Les deux opérations déclenchent la plus-value, elles ne déclenchent pas les mêmes droits. L'apport comme la vente sont des cessions à titre onéreux : la doctrine fiscale énonce que « l'apport en société constitue une cession à titre onéreux » et que la plus-value se calcule « en tenant compte de la valeur réelle du bien apporté ». Le taux applicable est de 19 % à l'impôt sur le revenu et de 17,2 % de prélèvements sociaux, avec exonération totale d'impôt sur le revenu au-delà de 22 ans de détention et de prélèvements sociaux au-delà de 30 ans. La différence se joue sur les droits d'enregistrement : l'apport pur et simple à une SCI imposée à l'impôt sur le revenu est enregistré gratuitement (article 810, I du Code général des impôts), alors qu'une vente supporte les droits de mutation à titre onéreux de droit commun. Attention toutefois : si la SCI reprend l'emprunt, la fraction correspondante devient un apport à titre onéreux, taxé comme une mutation.
Par défaut non, sur option ou par accident oui. L'article 8 du Code général des impôts soumet les membres des sociétés civiles à l'impôt sur le revenu « pour la part de bénéfices sociaux correspondant à leurs droits dans la société » : la SCI est translucide, elle ne paie pas l'impôt à la place des associés, qui déclarent leur quote-part en revenus fonciers pour une location nue.
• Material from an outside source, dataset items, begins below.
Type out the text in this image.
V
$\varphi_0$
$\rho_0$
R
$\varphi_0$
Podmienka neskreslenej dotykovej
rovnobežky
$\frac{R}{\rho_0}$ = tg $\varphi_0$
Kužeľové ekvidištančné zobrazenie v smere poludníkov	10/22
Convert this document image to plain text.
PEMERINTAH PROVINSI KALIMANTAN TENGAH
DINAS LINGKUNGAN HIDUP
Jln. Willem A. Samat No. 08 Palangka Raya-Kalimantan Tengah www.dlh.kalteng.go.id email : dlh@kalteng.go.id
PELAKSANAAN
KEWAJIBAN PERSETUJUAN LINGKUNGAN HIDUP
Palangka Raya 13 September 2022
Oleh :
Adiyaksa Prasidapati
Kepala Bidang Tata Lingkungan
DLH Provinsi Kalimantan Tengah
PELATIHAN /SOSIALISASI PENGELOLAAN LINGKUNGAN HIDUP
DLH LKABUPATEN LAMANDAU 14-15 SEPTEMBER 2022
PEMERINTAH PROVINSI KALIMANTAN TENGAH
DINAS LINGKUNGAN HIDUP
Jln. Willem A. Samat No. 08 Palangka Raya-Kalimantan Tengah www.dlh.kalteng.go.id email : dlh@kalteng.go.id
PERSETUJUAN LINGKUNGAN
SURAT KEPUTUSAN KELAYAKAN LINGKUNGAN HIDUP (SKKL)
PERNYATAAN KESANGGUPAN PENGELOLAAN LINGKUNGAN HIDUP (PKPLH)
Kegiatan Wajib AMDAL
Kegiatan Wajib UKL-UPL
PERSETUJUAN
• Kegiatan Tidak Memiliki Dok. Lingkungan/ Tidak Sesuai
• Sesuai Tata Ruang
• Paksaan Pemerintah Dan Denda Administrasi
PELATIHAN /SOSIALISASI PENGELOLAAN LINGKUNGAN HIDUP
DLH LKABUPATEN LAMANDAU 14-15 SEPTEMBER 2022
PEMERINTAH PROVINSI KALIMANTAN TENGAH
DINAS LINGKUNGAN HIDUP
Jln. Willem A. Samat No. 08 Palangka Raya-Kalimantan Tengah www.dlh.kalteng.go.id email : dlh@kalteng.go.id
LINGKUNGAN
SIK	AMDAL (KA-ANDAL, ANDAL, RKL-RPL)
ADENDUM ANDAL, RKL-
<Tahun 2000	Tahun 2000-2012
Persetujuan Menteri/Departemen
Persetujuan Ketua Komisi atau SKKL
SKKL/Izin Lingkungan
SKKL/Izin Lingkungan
Elle devient redevable de l'impôt sur les sociétés dans deux hypothèses. Sur option, à exercer avant la fin du 3e mois de l'exercice concerné, renonçable jusqu'au cinquième exercice suivant puis irrévocable (article 239, 1 du même code). Ou de plein droit si elle se livre à une activité commerciale, la location meublée en premier lieu, au-delà de la tolérance administrative de 10 % des recettes totales hors taxes (article 206, 2 du Code général des impôts et doctrine BOI-IS-CHAMP-10-30). Côté TVA, la location de locaux nus est exonérée, avec une option possible pour les locaux nus à usage professionnel.